Klik gambar utama untuk memperbesar. Double klik thumbnail untuk membuka viewer.

Material Maju Tambang (Nikel, Tembaga, Bauksit) TKT 6 · Prototipe

Aspal Nano Karbon Self-Healing

Ketua Inovator
Sri Sunarjono
Fakultas / Unit
FT
Prodi
Teknik Sipil

Deskripsi Inovasi

Model campuran aspal inovatif dengan kemampuan self-healing menggunakan pasir besi dan nano clay untuk memperbaiki retakan otomatis, memperpanjang usia jalan, dan menghemat biaya perawatan

Keunggulan

- Self-Healing: Mampu memperbaiki retak mikroskopis secara mandiri saat diaktivasi dengan panas/induksi (hingga 76% penyembuhan pada siklus awal). - Pemanfaatan Material Lokal: Menggunakan pasir besi sebagai substitusi agregat halus, memberikan nilai tambah pada sumber daya lokal. - Efisiensi Biaya: Mengurangi frekuensi kerusakan dan biaya pemeliharaan infrastruktur jalan dalam jangka panjang.

Dampak & Manfaat

- Infrastruktur Berkelanjutan: Memperpanjang umur layan jalan (Asta Cita 3). - Ekonomi Hijau: Mengurangi biaya pemeliharaan jalan secara signifikan (Asta Cita 2). - Komersialisasi: Memiliki prospek bisnis yang tinggi bagi industri perkerasan jalan nasional

Mitra & Implementasi

CV. Putra Mulia Analitika

Potensi Pengembangan

Potensi pengembangan aspal self-healing ini sangat menjanjikan.
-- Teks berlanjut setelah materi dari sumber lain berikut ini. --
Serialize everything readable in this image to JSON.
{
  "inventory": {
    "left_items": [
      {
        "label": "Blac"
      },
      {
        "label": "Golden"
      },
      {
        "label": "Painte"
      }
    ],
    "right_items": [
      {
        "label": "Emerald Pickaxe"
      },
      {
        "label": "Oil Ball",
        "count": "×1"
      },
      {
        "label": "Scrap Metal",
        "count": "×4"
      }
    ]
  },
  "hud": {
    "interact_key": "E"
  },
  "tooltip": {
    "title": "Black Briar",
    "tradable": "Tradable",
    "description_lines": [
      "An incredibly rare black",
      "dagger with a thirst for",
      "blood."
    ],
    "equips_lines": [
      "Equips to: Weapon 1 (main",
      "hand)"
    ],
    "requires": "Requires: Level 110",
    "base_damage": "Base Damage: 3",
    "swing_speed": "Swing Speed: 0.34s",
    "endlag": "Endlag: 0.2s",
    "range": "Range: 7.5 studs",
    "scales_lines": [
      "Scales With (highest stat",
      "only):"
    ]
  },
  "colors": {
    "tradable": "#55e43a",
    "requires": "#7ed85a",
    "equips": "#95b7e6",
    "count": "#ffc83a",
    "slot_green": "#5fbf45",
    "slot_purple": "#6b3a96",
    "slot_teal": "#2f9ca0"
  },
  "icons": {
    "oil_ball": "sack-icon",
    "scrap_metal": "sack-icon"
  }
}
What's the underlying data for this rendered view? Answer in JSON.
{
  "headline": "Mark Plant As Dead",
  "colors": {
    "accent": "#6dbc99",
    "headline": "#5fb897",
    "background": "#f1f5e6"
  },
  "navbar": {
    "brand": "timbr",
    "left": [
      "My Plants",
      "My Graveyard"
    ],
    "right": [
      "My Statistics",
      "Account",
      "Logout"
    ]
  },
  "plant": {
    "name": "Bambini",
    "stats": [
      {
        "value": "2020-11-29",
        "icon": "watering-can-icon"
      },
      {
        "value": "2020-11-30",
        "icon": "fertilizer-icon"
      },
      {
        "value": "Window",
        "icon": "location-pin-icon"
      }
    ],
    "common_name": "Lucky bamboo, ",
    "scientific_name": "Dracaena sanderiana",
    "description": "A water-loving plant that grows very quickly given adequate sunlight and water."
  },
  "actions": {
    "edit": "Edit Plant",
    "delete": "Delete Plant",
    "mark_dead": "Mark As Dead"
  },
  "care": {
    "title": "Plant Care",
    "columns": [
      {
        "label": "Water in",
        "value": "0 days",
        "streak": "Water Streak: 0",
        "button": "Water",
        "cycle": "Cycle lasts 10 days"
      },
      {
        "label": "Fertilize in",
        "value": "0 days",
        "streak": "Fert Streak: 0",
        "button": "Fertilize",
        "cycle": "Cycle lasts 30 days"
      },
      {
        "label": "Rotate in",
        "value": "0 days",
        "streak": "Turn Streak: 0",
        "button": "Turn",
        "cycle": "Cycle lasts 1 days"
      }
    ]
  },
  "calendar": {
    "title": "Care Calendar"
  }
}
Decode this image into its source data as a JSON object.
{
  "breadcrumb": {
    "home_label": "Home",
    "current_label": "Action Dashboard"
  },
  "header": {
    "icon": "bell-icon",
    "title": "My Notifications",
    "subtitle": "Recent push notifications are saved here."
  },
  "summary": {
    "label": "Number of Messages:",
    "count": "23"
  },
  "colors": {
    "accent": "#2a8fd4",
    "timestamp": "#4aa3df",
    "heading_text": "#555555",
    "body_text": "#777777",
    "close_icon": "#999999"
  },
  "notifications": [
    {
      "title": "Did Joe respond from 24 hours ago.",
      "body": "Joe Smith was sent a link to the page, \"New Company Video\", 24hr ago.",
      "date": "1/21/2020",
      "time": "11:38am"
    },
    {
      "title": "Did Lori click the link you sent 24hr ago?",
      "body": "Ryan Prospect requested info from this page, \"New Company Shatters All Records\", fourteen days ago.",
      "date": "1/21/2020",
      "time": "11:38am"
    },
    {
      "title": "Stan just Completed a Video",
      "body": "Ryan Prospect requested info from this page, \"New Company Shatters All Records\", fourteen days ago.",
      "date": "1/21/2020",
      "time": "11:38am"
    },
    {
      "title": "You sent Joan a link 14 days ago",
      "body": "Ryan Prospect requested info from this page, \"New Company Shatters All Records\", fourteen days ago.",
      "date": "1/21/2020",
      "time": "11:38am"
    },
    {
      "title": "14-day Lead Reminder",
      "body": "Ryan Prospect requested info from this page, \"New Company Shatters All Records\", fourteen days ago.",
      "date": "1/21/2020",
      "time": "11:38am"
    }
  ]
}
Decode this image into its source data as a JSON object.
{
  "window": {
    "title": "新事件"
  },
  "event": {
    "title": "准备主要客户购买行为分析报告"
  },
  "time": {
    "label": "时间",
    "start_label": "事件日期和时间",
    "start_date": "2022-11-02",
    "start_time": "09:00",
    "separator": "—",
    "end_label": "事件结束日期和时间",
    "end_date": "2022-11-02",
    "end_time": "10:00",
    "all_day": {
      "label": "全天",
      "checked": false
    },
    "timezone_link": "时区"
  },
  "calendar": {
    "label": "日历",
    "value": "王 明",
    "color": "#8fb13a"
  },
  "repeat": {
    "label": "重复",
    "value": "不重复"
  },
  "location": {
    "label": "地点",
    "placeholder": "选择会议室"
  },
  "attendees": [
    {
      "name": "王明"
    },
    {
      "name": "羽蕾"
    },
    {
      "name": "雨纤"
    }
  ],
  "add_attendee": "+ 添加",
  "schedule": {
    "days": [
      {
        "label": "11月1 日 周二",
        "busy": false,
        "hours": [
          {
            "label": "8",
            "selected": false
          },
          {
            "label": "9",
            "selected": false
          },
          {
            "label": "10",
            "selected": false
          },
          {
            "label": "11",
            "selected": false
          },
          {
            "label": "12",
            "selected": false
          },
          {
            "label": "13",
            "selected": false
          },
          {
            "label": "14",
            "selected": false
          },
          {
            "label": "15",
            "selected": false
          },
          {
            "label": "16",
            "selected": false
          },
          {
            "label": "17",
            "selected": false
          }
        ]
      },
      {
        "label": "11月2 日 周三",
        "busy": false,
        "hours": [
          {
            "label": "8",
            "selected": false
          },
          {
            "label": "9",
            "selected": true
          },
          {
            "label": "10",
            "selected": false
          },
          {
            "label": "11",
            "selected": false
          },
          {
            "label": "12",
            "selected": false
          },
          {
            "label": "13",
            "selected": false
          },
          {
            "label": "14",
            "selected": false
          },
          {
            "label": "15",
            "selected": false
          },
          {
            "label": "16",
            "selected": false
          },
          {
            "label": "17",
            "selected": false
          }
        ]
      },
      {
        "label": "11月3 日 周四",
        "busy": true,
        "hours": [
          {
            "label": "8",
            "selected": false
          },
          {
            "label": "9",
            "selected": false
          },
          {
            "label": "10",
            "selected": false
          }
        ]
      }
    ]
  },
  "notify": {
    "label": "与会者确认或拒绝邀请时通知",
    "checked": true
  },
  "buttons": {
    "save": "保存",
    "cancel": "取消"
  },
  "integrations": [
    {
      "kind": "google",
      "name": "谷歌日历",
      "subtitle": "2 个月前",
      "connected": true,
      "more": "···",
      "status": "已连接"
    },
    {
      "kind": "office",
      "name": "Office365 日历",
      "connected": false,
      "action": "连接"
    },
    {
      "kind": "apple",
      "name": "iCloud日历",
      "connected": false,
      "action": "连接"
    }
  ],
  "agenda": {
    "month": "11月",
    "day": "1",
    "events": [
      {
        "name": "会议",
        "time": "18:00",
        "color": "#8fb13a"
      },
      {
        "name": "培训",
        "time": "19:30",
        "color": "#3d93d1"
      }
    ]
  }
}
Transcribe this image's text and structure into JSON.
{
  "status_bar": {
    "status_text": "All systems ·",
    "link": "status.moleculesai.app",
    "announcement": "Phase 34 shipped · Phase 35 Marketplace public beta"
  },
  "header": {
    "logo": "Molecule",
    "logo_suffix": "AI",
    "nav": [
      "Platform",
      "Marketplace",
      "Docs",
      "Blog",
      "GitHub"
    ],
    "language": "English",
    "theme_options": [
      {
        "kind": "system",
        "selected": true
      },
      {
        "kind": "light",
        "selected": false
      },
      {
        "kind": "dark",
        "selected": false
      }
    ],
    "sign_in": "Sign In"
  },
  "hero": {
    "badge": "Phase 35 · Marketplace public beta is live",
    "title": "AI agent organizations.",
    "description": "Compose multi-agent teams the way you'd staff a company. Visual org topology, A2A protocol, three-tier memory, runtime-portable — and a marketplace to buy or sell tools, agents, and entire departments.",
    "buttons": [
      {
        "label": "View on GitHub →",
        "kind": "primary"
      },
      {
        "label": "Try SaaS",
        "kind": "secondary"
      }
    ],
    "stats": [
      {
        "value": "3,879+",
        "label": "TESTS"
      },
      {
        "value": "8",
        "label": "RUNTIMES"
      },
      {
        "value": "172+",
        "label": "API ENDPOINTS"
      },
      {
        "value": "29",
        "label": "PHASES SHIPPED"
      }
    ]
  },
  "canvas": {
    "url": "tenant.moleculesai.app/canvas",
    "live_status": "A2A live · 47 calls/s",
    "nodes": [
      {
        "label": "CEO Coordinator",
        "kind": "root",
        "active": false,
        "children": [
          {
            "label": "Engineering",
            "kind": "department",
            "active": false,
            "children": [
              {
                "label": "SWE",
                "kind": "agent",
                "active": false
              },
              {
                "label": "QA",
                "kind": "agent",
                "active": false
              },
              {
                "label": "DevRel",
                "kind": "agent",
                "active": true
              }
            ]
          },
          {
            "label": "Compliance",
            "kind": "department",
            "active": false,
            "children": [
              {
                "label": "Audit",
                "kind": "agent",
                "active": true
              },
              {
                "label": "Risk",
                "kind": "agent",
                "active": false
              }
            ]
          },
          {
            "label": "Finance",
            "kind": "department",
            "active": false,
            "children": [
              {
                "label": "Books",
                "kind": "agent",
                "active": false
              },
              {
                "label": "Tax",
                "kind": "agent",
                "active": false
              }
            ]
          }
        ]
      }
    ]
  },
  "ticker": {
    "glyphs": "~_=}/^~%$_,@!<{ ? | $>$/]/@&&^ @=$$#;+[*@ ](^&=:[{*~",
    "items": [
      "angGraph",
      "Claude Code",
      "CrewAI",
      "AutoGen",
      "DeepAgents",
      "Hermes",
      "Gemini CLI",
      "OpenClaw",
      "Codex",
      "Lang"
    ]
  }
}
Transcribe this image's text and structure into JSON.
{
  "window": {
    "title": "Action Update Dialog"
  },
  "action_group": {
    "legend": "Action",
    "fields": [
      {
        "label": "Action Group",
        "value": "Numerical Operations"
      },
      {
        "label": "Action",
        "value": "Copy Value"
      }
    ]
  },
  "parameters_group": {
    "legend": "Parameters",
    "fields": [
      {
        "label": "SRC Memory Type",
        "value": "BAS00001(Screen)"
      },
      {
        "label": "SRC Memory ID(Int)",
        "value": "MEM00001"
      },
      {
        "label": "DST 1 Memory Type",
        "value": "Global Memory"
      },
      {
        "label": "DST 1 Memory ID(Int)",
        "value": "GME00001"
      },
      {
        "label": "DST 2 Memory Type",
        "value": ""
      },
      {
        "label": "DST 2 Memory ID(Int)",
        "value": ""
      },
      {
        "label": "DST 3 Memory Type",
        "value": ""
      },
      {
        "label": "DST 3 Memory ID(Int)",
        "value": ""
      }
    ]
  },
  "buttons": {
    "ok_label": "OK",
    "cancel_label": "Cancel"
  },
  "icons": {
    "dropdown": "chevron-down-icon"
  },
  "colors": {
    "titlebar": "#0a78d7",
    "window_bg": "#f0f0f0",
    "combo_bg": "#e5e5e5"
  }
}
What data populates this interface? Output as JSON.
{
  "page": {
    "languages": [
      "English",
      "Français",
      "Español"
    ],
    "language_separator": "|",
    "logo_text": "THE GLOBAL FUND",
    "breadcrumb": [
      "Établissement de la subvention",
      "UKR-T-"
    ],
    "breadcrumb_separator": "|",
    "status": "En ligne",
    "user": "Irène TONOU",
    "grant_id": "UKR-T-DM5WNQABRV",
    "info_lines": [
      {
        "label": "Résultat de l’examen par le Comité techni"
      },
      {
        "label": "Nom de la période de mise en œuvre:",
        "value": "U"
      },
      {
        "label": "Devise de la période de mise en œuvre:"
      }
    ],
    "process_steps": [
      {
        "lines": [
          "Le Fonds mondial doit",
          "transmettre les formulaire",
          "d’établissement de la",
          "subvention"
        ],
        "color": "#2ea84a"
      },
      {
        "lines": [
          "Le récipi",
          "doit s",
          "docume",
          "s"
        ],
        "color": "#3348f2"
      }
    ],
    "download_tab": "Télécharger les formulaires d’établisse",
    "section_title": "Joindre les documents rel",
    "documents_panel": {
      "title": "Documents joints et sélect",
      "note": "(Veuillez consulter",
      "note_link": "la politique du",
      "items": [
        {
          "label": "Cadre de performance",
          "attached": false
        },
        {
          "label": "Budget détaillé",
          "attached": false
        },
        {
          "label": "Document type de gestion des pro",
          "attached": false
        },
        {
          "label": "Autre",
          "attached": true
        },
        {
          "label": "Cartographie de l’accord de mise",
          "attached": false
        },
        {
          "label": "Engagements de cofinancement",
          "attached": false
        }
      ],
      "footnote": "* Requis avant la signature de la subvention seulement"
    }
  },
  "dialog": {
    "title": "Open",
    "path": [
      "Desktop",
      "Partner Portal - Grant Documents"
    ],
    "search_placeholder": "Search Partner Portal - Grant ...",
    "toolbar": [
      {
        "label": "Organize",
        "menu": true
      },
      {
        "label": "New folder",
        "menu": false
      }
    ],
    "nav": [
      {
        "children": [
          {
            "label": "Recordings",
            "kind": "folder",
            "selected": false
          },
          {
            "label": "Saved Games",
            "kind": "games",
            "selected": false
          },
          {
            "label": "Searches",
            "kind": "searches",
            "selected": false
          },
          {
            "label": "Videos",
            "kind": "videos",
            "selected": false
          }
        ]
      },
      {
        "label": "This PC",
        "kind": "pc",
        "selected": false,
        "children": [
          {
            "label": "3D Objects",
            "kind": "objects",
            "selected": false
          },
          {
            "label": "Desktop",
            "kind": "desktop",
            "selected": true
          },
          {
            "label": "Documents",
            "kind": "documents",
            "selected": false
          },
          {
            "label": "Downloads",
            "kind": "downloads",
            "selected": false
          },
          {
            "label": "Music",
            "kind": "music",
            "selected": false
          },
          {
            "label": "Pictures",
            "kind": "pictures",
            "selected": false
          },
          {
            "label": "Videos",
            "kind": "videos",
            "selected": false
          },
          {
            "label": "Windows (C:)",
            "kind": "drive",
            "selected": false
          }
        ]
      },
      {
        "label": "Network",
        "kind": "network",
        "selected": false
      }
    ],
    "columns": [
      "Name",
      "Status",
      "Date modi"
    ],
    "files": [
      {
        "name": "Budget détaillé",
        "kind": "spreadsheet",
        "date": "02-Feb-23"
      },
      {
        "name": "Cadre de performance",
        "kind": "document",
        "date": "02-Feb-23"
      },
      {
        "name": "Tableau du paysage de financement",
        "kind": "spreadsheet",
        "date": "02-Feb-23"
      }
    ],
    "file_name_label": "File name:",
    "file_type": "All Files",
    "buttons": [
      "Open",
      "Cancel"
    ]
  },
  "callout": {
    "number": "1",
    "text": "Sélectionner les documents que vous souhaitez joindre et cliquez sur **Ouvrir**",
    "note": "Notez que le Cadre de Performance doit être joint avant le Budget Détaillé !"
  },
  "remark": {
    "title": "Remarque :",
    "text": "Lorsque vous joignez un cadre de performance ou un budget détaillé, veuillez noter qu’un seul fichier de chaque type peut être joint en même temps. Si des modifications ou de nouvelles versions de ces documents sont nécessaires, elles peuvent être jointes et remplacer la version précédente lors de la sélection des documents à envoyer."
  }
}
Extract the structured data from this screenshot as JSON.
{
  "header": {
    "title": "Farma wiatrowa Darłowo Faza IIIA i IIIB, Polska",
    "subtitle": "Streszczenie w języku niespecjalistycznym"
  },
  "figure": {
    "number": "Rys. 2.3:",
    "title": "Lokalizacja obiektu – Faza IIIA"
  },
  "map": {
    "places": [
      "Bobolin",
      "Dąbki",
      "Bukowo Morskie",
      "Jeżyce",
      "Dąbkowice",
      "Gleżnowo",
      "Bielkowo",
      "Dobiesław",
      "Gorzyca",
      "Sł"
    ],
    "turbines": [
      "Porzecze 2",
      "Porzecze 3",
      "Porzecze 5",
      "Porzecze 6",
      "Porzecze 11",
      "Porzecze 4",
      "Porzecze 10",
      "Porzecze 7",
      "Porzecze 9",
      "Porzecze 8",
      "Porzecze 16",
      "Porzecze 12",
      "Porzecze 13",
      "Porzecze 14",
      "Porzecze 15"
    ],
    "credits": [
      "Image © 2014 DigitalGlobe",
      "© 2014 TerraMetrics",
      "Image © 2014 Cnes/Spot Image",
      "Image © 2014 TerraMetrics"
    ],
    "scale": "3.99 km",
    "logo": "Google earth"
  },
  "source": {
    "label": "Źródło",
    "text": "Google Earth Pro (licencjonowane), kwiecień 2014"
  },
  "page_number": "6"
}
Ke depannya, formulasi yang ada perlu dioptimasi untuk diterapkan pada skala semi-lapangan dan skala industri penuh bekerja sama dengan mitra seperti CV Mitra Mulia Analitika. Selain itu, metode aktivasi self-healing di lapangan nyata (misalnya menggunakan kendaraan induksi magnetik portabel) perlu dikembangkan dan distandarisasi. Produk ini juga berpotensi diajukan perlindungan patennya dan dapat diadopsi sebagai standar material jalan cerdas (smart materials) oleh Kementerian PUPR untuk proyek infrastruktur strategis nasional.